When looking at the WPATH committee who worked on the current SOC document, a cursory examination of the members reveals that every one of the members have significant COIs. All of them either receive income based on recommendations in the guidelines, work at clinics or universities who receive funds from advocacy groups, foundations, or pharmaceutical companies who heavily favour a certain treatment paradigm, or have received grants and published papers or research in transgender care.

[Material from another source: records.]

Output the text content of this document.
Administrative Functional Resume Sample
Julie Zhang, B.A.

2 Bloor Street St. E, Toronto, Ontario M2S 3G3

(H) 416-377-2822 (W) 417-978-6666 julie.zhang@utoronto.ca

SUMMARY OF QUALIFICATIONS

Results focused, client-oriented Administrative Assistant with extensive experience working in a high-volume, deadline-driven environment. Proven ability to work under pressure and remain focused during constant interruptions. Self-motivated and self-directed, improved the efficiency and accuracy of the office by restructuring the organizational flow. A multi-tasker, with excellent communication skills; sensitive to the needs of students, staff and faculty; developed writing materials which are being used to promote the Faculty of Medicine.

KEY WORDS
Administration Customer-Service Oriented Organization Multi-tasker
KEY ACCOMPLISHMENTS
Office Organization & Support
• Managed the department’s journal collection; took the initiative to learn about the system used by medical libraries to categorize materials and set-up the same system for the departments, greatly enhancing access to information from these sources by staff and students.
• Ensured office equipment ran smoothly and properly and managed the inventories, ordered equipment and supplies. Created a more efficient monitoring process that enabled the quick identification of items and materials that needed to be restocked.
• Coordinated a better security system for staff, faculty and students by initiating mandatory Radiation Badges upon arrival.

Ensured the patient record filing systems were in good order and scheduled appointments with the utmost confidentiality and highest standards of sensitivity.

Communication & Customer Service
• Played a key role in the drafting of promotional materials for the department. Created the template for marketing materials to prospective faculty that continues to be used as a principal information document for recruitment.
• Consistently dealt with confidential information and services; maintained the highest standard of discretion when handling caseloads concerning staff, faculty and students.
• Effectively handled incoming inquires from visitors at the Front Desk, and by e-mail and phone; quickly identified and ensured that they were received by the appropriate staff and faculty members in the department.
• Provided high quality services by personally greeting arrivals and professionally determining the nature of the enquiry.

The majority of the members are from the US, and six of them have affiliations with the same university–the University of Minnesota Program in Sexuality, which is primarily funded by a transgender advocacy organization (Tawani Foundation).
Eli Coleman, the committee chair for the WPATH SOC, who IOM guidelines stipulate should be completely free of conflict of interest, has his very position at the University of Minnesota funded by Jennifer Pritzer, a trans person and head of Tawani.
[E]ven though only 6 to 23% of gender dysphoric children will persist into adulthood, WPATH, with no rationale given, endorses suppressing puberty as soon as it starts.
In fact, no rationale is given as to why a medical model of affirmation is recommended in the first place.
When someone says “transition-related care is safe, effective, and supported by the entire mainstream of the medical community”, they are basing their faith unquestioningly on guidelines that were developed by people and organizations with conflicts of interest, with no systematic review, and with no evidence of safety or efficacy of treatment. These “guidelines” do not meet inclusion criteria for any clinical guideline database and have not received an endorsement from any professional body in Canada. And yet, WPATH guidelines are given as the rationale to support the unthinkable: to physically harm a distressed and vulnerable population.